- The wedding ceremony of Rukmavati and Pradyumna
- Affiliation: Vaishnavism
- Abode: Dvaraka, Vidarbha
- Texts: Bhagavata Purana

Genealogy
- Parents: Rukmi (father);
- Spouse: Pradyumna
- Children: Aniruddha
- Dynasty: Yaduvamsha (by marriage)

= Rukmavati =

Wife of Pradyumna in Hindu mythology

Rukmavati (रुक्मवती) is the daughter of King Rukmi of Vidarbha and the second wife of Pradyumna in Hindu mythology. Pradyumna is the son of the deity Krishna and his chief wife Rukmini, the sister of Rukmi.
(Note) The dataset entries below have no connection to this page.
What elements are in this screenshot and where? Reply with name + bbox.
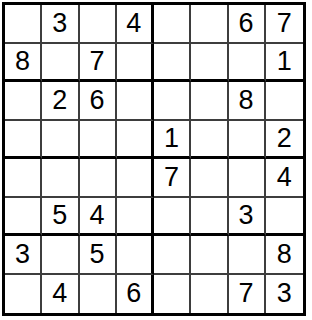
cell-r1c1[interactable] [5,5,42,44]
cell-r5c3[interactable] [80,159,117,198]
cell-r3c1[interactable] [5,82,42,121]
cell-r5c2[interactable] [42,159,79,198]
cell-r3c7: 8 [229,82,266,121]
cell-r6c8[interactable] [266,198,303,237]
cell-r2c2[interactable] [42,44,79,83]
cell-r3c3: 6 [80,82,117,121]
cell-r8c3[interactable] [80,275,117,314]
cell-r5c5: 7 [154,159,191,198]
cell-r1c3[interactable] [80,5,117,44]
cell-r3c8[interactable] [266,82,303,121]
cell-r1c6[interactable] [191,5,228,44]
cell-r8c2: 4 [42,275,79,314]
cell-r6c1[interactable] [5,198,42,237]
cell-r3c6[interactable] [191,82,228,121]
cell-r6c4[interactable] [117,198,154,237]
cell-r6c3: 4 [80,198,117,237]
sudoku-board: 346787126812745433584673 [2,2,306,316]
cell-r7c6[interactable] [191,236,228,275]
cell-r2c1: 8 [5,44,42,83]
cell-r7c5[interactable] [154,236,191,275]
cell-r4c2[interactable] [42,121,79,160]
cell-r5c1[interactable] [5,159,42,198]
cell-r8c4: 6 [117,275,154,314]
cell-r1c7: 6 [229,5,266,44]
cell-r7c2[interactable] [42,236,79,275]
cell-r8c6[interactable] [191,275,228,314]
cell-r4c4[interactable] [117,121,154,160]
cell-r6c7: 3 [229,198,266,237]
cell-r1c5[interactable] [154,5,191,44]
cell-r7c4[interactable] [117,236,154,275]
cell-r3c4[interactable] [117,82,154,121]
sudoku-puzzle: 346787126812745433584673 [0,0,312,320]
cell-r2c7[interactable] [229,44,266,83]
cell-r5c8: 4 [266,159,303,198]
cell-r4c5: 1 [154,121,191,160]
cell-r7c1: 3 [5,236,42,275]
cell-r3c2: 2 [42,82,79,121]
cell-r6c6[interactable] [191,198,228,237]
cell-r8c8: 3 [266,275,303,314]
cell-r5c7[interactable] [229,159,266,198]
cell-r7c8: 8 [266,236,303,275]
cell-r6c2: 5 [42,198,79,237]
cell-r7c3: 5 [80,236,117,275]
cell-r4c1[interactable] [5,121,42,160]
cell-r1c8: 7 [266,5,303,44]
cell-r4c6[interactable] [191,121,228,160]
cell-r1c4: 4 [117,5,154,44]
cell-r2c3: 7 [80,44,117,83]
cell-r6c5[interactable] [154,198,191,237]
cell-r2c8: 1 [266,44,303,83]
cell-r3c5[interactable] [154,82,191,121]
cell-r2c6[interactable] [191,44,228,83]
cell-r7c7[interactable] [229,236,266,275]
cell-r4c7[interactable] [229,121,266,160]
cell-r1c2: 3 [42,5,79,44]
cell-r4c8: 2 [266,121,303,160]
cell-r8c7: 7 [229,275,266,314]
cell-r2c4[interactable] [117,44,154,83]
cell-r8c5[interactable] [154,275,191,314]
cell-r4c3[interactable] [80,121,117,160]
cell-r5c4[interactable] [117,159,154,198]
cell-r8c1[interactable] [5,275,42,314]
cell-r2c5[interactable] [154,44,191,83]
cell-r5c6[interactable] [191,159,228,198]
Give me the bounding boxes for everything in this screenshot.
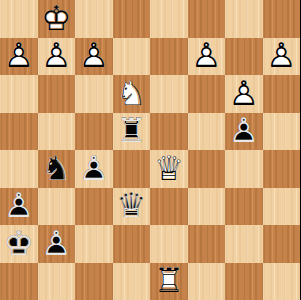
square-a1[interactable] — [0, 263, 38, 300]
square-e2[interactable] — [150, 225, 188, 263]
square-e1[interactable]: ♜♖ — [150, 263, 188, 300]
piece-white-knight-d6[interactable]: ♞♘ — [113, 75, 151, 113]
square-b5[interactable] — [38, 113, 76, 151]
square-a6[interactable] — [0, 75, 38, 113]
piece-black-pawn-a3[interactable]: ♟♙ — [0, 188, 38, 226]
square-d1[interactable] — [113, 263, 151, 300]
white-pawn-outline-icon: ♙ — [225, 75, 263, 113]
white-pawn-outline-icon: ♙ — [263, 38, 301, 76]
piece-white-rook-e1[interactable]: ♜♖ — [150, 263, 188, 300]
white-queen-outline-icon: ♕ — [150, 150, 188, 188]
square-g6[interactable]: ♟♙ — [225, 75, 263, 113]
square-g7[interactable] — [225, 38, 263, 76]
square-e7[interactable] — [150, 38, 188, 76]
square-d3[interactable]: ♛♕ — [113, 188, 151, 226]
square-b7[interactable]: ♟♙ — [38, 38, 76, 76]
square-d4[interactable] — [113, 150, 151, 188]
square-c2[interactable] — [75, 225, 113, 263]
black-pawn-outline-icon: ♙ — [38, 225, 76, 263]
piece-white-pawn-g6[interactable]: ♟♙ — [225, 75, 263, 113]
square-c7[interactable]: ♟♙ — [75, 38, 113, 76]
piece-black-pawn-b2[interactable]: ♟♙ — [38, 225, 76, 263]
black-pawn-outline-icon: ♙ — [0, 188, 38, 226]
square-g2[interactable] — [225, 225, 263, 263]
white-pawn-outline-icon: ♙ — [188, 38, 226, 76]
square-b8[interactable]: ♚♔ — [38, 0, 76, 38]
square-f4[interactable] — [188, 150, 226, 188]
square-b4[interactable]: ♞♘ — [38, 150, 76, 188]
square-h7[interactable]: ♟♙ — [263, 38, 301, 76]
square-c5[interactable] — [75, 113, 113, 151]
chessboard: ♚♔♟♙♟♙♟♙♟♙♟♙♞♘♟♙♜♖♟♙♞♘♟♙♛♕♟♙♛♕♚♔♟♙♜♖ — [0, 0, 300, 300]
square-g3[interactable] — [225, 188, 263, 226]
square-d6[interactable]: ♞♘ — [113, 75, 151, 113]
piece-white-pawn-f7[interactable]: ♟♙ — [188, 38, 226, 76]
black-king-outline-icon: ♔ — [0, 225, 38, 263]
white-pawn-outline-icon: ♙ — [38, 38, 76, 76]
square-a7[interactable]: ♟♙ — [0, 38, 38, 76]
black-knight-outline-icon: ♘ — [38, 150, 76, 188]
square-f2[interactable] — [188, 225, 226, 263]
white-pawn-outline-icon: ♙ — [0, 38, 38, 76]
square-e8[interactable] — [150, 0, 188, 38]
square-c4[interactable]: ♟♙ — [75, 150, 113, 188]
square-e3[interactable] — [150, 188, 188, 226]
square-d8[interactable] — [113, 0, 151, 38]
square-g8[interactable] — [225, 0, 263, 38]
piece-white-queen-e4[interactable]: ♛♕ — [150, 150, 188, 188]
square-h4[interactable] — [263, 150, 301, 188]
square-a5[interactable] — [0, 113, 38, 151]
square-c8[interactable] — [75, 0, 113, 38]
black-pawn-outline-icon: ♙ — [75, 150, 113, 188]
square-d2[interactable] — [113, 225, 151, 263]
white-pawn-outline-icon: ♙ — [75, 38, 113, 76]
square-d7[interactable] — [113, 38, 151, 76]
square-f7[interactable]: ♟♙ — [188, 38, 226, 76]
white-rook-outline-icon: ♖ — [150, 263, 188, 300]
square-f3[interactable] — [188, 188, 226, 226]
square-g5[interactable]: ♟♙ — [225, 113, 263, 151]
square-b2[interactable]: ♟♙ — [38, 225, 76, 263]
square-h5[interactable] — [263, 113, 301, 151]
piece-white-pawn-a7[interactable]: ♟♙ — [0, 38, 38, 76]
square-h1[interactable] — [263, 263, 301, 300]
square-e5[interactable] — [150, 113, 188, 151]
square-e4[interactable]: ♛♕ — [150, 150, 188, 188]
square-h2[interactable] — [263, 225, 301, 263]
piece-white-pawn-c7[interactable]: ♟♙ — [75, 38, 113, 76]
square-a3[interactable]: ♟♙ — [0, 188, 38, 226]
square-b6[interactable] — [38, 75, 76, 113]
square-f1[interactable] — [188, 263, 226, 300]
square-f5[interactable] — [188, 113, 226, 151]
square-h8[interactable] — [263, 0, 301, 38]
square-b3[interactable] — [38, 188, 76, 226]
square-c1[interactable] — [75, 263, 113, 300]
square-a8[interactable] — [0, 0, 38, 38]
square-a4[interactable] — [0, 150, 38, 188]
square-a2[interactable]: ♚♔ — [0, 225, 38, 263]
piece-white-pawn-b7[interactable]: ♟♙ — [38, 38, 76, 76]
square-b1[interactable] — [38, 263, 76, 300]
piece-black-king-a2[interactable]: ♚♔ — [0, 225, 38, 263]
white-knight-outline-icon: ♘ — [113, 75, 151, 113]
piece-black-rook-d5[interactable]: ♜♖ — [113, 113, 151, 151]
black-rook-outline-icon: ♖ — [113, 113, 151, 151]
white-king-outline-icon: ♔ — [38, 0, 76, 38]
square-d5[interactable]: ♜♖ — [113, 113, 151, 151]
square-e6[interactable] — [150, 75, 188, 113]
square-h3[interactable] — [263, 188, 301, 226]
piece-black-pawn-c4[interactable]: ♟♙ — [75, 150, 113, 188]
piece-black-knight-b4[interactable]: ♞♘ — [38, 150, 76, 188]
piece-white-pawn-h7[interactable]: ♟♙ — [263, 38, 301, 76]
square-c6[interactable] — [75, 75, 113, 113]
square-c3[interactable] — [75, 188, 113, 226]
square-f6[interactable] — [188, 75, 226, 113]
black-pawn-outline-icon: ♙ — [225, 113, 263, 151]
black-queen-outline-icon: ♕ — [113, 188, 151, 226]
square-g1[interactable] — [225, 263, 263, 300]
piece-black-queen-d3[interactable]: ♛♕ — [113, 188, 151, 226]
piece-black-pawn-g5[interactable]: ♟♙ — [225, 113, 263, 151]
square-f8[interactable] — [188, 0, 226, 38]
piece-white-king-b8[interactable]: ♚♔ — [38, 0, 76, 38]
square-g4[interactable] — [225, 150, 263, 188]
square-h6[interactable] — [263, 75, 301, 113]
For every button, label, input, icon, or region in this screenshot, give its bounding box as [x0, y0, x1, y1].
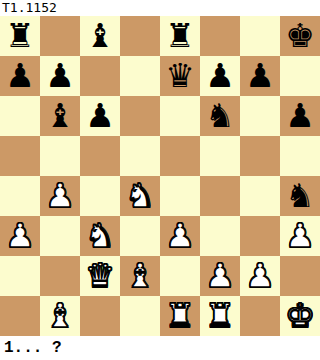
square-f4[interactable] [200, 176, 240, 216]
square-g6[interactable] [240, 96, 280, 136]
square-c7[interactable] [80, 56, 120, 96]
square-f6[interactable]: ♞ [200, 96, 240, 136]
square-c2[interactable]: ♛ [80, 256, 120, 296]
piece-white-knight: ♞ [125, 176, 155, 216]
square-g3[interactable] [240, 216, 280, 256]
piece-black-bishop: ♝ [85, 16, 115, 56]
chess-board: ♜♝♜♚♟♟♛♟♟♝♟♞♟♟♞♞♟♞♟♟♛♝♟♟♝♜♜♚ [0, 16, 320, 336]
square-b7[interactable]: ♟ [40, 56, 80, 96]
square-b6[interactable]: ♝ [40, 96, 80, 136]
square-h5[interactable] [280, 136, 320, 176]
square-e7[interactable]: ♛ [160, 56, 200, 96]
square-f8[interactable] [200, 16, 240, 56]
square-g2[interactable]: ♟ [240, 256, 280, 296]
square-a3[interactable]: ♟ [0, 216, 40, 256]
piece-black-knight: ♞ [205, 96, 235, 136]
piece-white-pawn: ♟ [285, 216, 315, 256]
square-d4[interactable]: ♞ [120, 176, 160, 216]
square-f5[interactable] [200, 136, 240, 176]
square-h2[interactable] [280, 256, 320, 296]
square-c4[interactable] [80, 176, 120, 216]
square-a6[interactable] [0, 96, 40, 136]
piece-white-queen: ♛ [85, 256, 115, 296]
square-e6[interactable] [160, 96, 200, 136]
square-g4[interactable] [240, 176, 280, 216]
square-e4[interactable] [160, 176, 200, 216]
square-g1[interactable] [240, 296, 280, 336]
square-a1[interactable] [0, 296, 40, 336]
piece-white-bishop: ♝ [45, 296, 75, 336]
piece-black-pawn: ♟ [45, 56, 75, 96]
square-d3[interactable] [120, 216, 160, 256]
piece-white-bishop: ♝ [125, 256, 155, 296]
square-b1[interactable]: ♝ [40, 296, 80, 336]
square-g8[interactable] [240, 16, 280, 56]
piece-white-knight: ♞ [85, 216, 115, 256]
square-h3[interactable]: ♟ [280, 216, 320, 256]
piece-black-pawn: ♟ [5, 56, 35, 96]
square-e1[interactable]: ♜ [160, 296, 200, 336]
square-h6[interactable]: ♟ [280, 96, 320, 136]
square-e3[interactable]: ♟ [160, 216, 200, 256]
piece-white-king: ♚ [285, 296, 315, 336]
square-f7[interactable]: ♟ [200, 56, 240, 96]
piece-black-pawn: ♟ [205, 56, 235, 96]
piece-black-bishop: ♝ [45, 96, 75, 136]
square-h7[interactable] [280, 56, 320, 96]
square-h1[interactable]: ♚ [280, 296, 320, 336]
square-e2[interactable] [160, 256, 200, 296]
square-f1[interactable]: ♜ [200, 296, 240, 336]
move-prompt: 1... ? [0, 336, 320, 360]
piece-white-pawn: ♟ [5, 216, 35, 256]
square-h4[interactable]: ♞ [280, 176, 320, 216]
square-a8[interactable]: ♜ [0, 16, 40, 56]
piece-white-pawn: ♟ [205, 256, 235, 296]
square-b3[interactable] [40, 216, 80, 256]
square-f3[interactable] [200, 216, 240, 256]
square-a5[interactable] [0, 136, 40, 176]
piece-white-pawn: ♟ [165, 216, 195, 256]
square-a7[interactable]: ♟ [0, 56, 40, 96]
piece-black-rook: ♜ [165, 16, 195, 56]
piece-white-pawn: ♟ [45, 176, 75, 216]
square-c3[interactable]: ♞ [80, 216, 120, 256]
square-g5[interactable] [240, 136, 280, 176]
square-d1[interactable] [120, 296, 160, 336]
piece-black-pawn: ♟ [245, 56, 275, 96]
chess-puzzle-window: T1.1152 ♜♝♜♚♟♟♛♟♟♝♟♞♟♟♞♞♟♞♟♟♛♝♟♟♝♜♜♚ 1..… [0, 0, 320, 360]
square-d7[interactable] [120, 56, 160, 96]
square-c8[interactable]: ♝ [80, 16, 120, 56]
square-d8[interactable] [120, 16, 160, 56]
square-h8[interactable]: ♚ [280, 16, 320, 56]
puzzle-id: T1.1152 [0, 0, 320, 16]
piece-white-pawn: ♟ [245, 256, 275, 296]
piece-black-knight: ♞ [285, 176, 315, 216]
square-b5[interactable] [40, 136, 80, 176]
square-d2[interactable]: ♝ [120, 256, 160, 296]
piece-black-pawn: ♟ [85, 96, 115, 136]
square-b2[interactable] [40, 256, 80, 296]
square-c1[interactable] [80, 296, 120, 336]
square-a4[interactable] [0, 176, 40, 216]
square-b8[interactable] [40, 16, 80, 56]
piece-white-rook: ♜ [205, 296, 235, 336]
square-g7[interactable]: ♟ [240, 56, 280, 96]
piece-black-pawn: ♟ [285, 96, 315, 136]
square-f2[interactable]: ♟ [200, 256, 240, 296]
square-e8[interactable]: ♜ [160, 16, 200, 56]
square-d6[interactable] [120, 96, 160, 136]
piece-white-rook: ♜ [165, 296, 195, 336]
square-d5[interactable] [120, 136, 160, 176]
square-b4[interactable]: ♟ [40, 176, 80, 216]
piece-black-king: ♚ [285, 16, 315, 56]
square-c6[interactable]: ♟ [80, 96, 120, 136]
piece-black-rook: ♜ [5, 16, 35, 56]
square-e5[interactable] [160, 136, 200, 176]
square-c5[interactable] [80, 136, 120, 176]
piece-black-queen: ♛ [165, 56, 195, 96]
square-a2[interactable] [0, 256, 40, 296]
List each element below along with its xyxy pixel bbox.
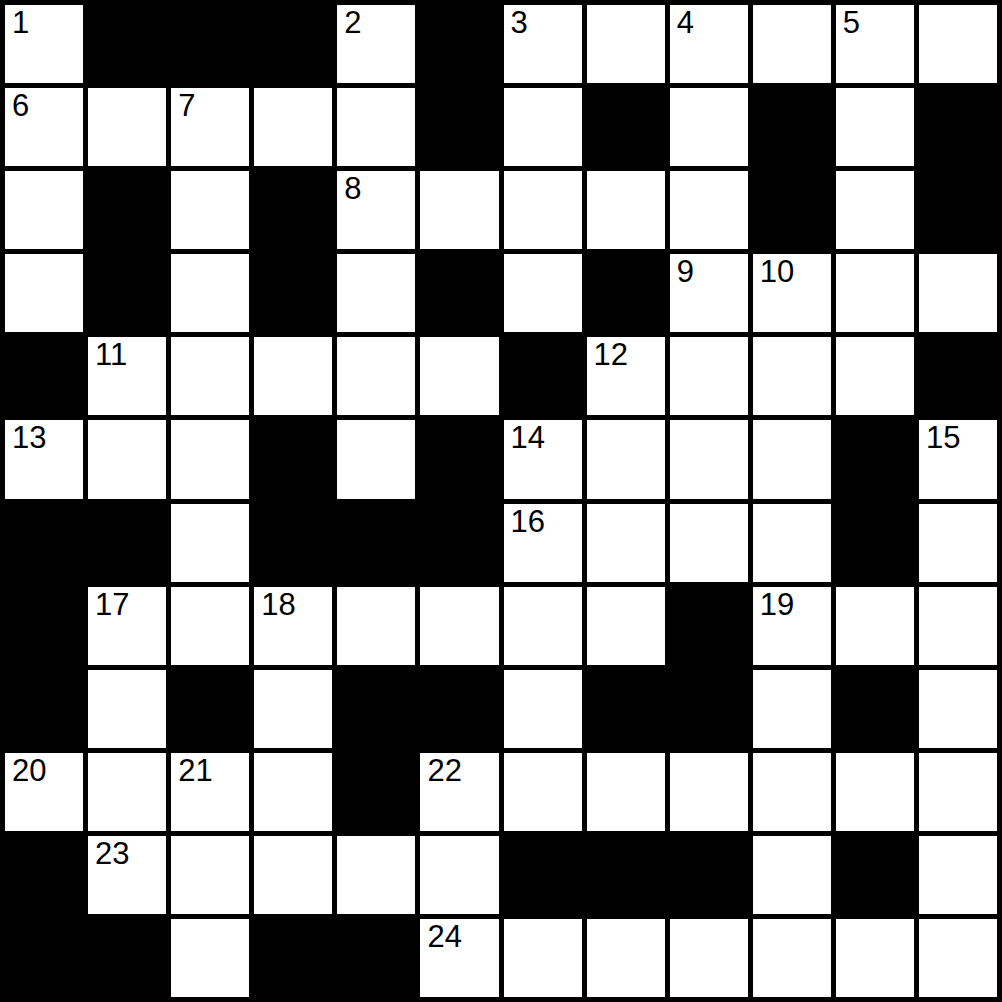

Rukmavati has a son named Aniruddha, who is a member of the chatur-vyuha.

== Legend ==
The Bhagavata Purana describes the princess' marriage to Pradyumna. Pradyumna wins Rukmavati's hand in her svayamvara ceremony, by defeating other suitor princes. Though her father Rukmi harbours a grudge against Krishna, who had humiliated him, Rukmi consents, in accordance to the wishes of Rukmini. In the course of time, Rochana, another of Rukmi's granddaughters, is married to Rukmavati's son, Aniruddha. Vajra, son of Aniruddha and Rochana, is one of the few survivors of the Yadu civil war.